Dmitry Konstantinovich Girs (Дми́трий Константи́нович Гирс; (1836, in Taganrog – , in Saint Petersburg) was a Russian writer.

Girs was born in Taganrog, where his father was chief of quarantine. Girs's ancestors were of Swedish origin. His most notable relative was his cousin Nikolai Karlovich Girs, foreign minister from 1882–1894. In 1843, his family moved to Saint Petersburg, where he studied in a military school, graduated from the engineer college, and then served as a field engineer. In 1868 he had to leave the city as punishment for his speech at the funeral ceremony of Dmitri Pisarev.
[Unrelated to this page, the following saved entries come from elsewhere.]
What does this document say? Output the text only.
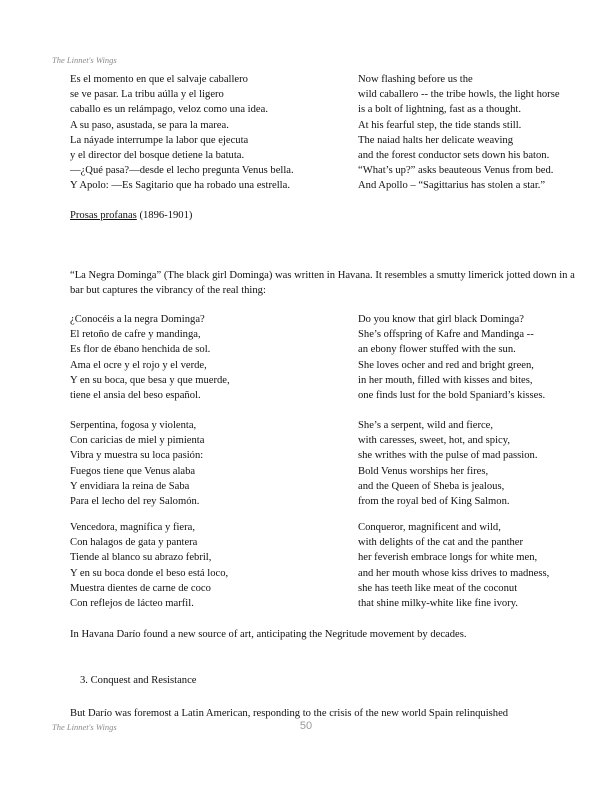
The Linnet's Wings
Es el momento en que el salvaje caballero	Now flashing before us the
se ve pasar. La tribu aúlla y el ligero	wild caballero -- the tribe howls, the light horse
caballo es un relámpago, veloz como una idea.	is a bolt of lightning, fast as a thought.
A su paso, asustada, se para la marea.	At his fearful step, the tide stands still.
La náyade interrumpe la labor que ejecuta	The naiad halts her delicate weaving
y el director del bosque detiene la batuta.	and the forest conductor sets down his baton.
—¿Qué pasa?—desde el lecho pregunta Venus bella.	“What’s up?” asks beauteous Venus from bed.
Y Apolo: —Es Sagitario que ha robado una estrella.	And Apollo – “Sagittarius has stolen a star.”
Prosas profanas (1896-1901)
“La Negra Dominga” (The black girl Dominga) was written in Havana. It resembles a smutty limerick jotted down in a bar but captures the vibrancy of the real thing:
¿Conocéis a la negra Dominga?	Do you know that girl black Dominga?
El retoño de cafre y mandinga,	She’s offspring of Kafre and Mandinga --
Es flor de ébano henchida de sol.	an ebony flower stuffed with the sun.
Ama el ocre y el rojo y el verde,	She loves ocher and red and bright green,
Y en su boca, que besa y que muerde,	in her mouth, filled with kisses and bites,
tiene el ansia del beso español.	one finds lust for the bold Spaniard’s kisses.
Serpentina, fogosa y violenta,	She’s a serpent, wild and fierce,
Con caricias de miel y pimienta	with caresses, sweet, hot, and spicy,
Vibra y muestra su loca pasión:	she writhes with the pulse of mad passion.
Fuegos tiene que Venus alaba	Bold Venus worships her fires,
Y envidiara la reina de Saba	and the Queen of Sheba is jealous,
Para el lecho del rey Salomón.	from the royal bed of King Salmon.
Vencedora, magnífica y fiera,	Conqueror, magnificent and wild,
Con halagos de gata y pantera	with delights of the cat and the panther
Tiende al blanco su abrazo febril,	her feverish embrace longs for white men,
Y en su boca donde el beso está loco,	and her mouth whose kiss drives to madness,
Muestra dientes de carne de coco	she has teeth like meat of the coconut
Con reflejos de lácteo marfil.	that shine milky-white like fine ivory.
In Havana Darío found a new source of art, anticipating the Negritude movement by decades.
3. Conquest and Resistance
But Darío was foremost a Latin American, responding to the crisis of the new world Spain relinquished
The Linnet's Wings	50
Girs's first writings were published in 1862 in The Russian Messenger under the pen-name Konstantinov. In 1868 he published the beginning of his novel Staraia i novaia Rossia (The Old and New Russia) in Otechestvennye zapiski (Homeland Notes). Although the novel aroused great expectations, it was never finished. Other works by Girs are Na krayu propasti (On the edge of the abyss) in Delo (The deed), 1870; Kaliforniiskiy rudnik (The California mine) in Otechestvennye zapiski, 1872; Dnevnik notarialnogo pistsa (The diary of a notary scribe), Ibid., 1883; Avdotya-dvumuzhnitsa (Avdotya the bigamist) in Russkaya mysl (Russian Thought), 1884.

In 1876 Girs worked in Serbia as a military reporter for Sankt-Peterburgskiye Vedomosti (The St. Petersburg Gazette) and in 1877 for Severnyi vestnik (The Northern Bulletin). In 1878-1880 Girs published his own newspaper, called Russkaya pravda (Russian Truth), in which he wrote feuilletons under the pen-name Dobro-Glagol. The paper was respected but never enjoyed great success; it incurred administrative penalties and was suspended from publishing many times.

Girs's works Zapiski voiennogo (Notes of a military man) and Kaliforniiskiy rudnik were published in a single volume (St. Petersburg, 1872).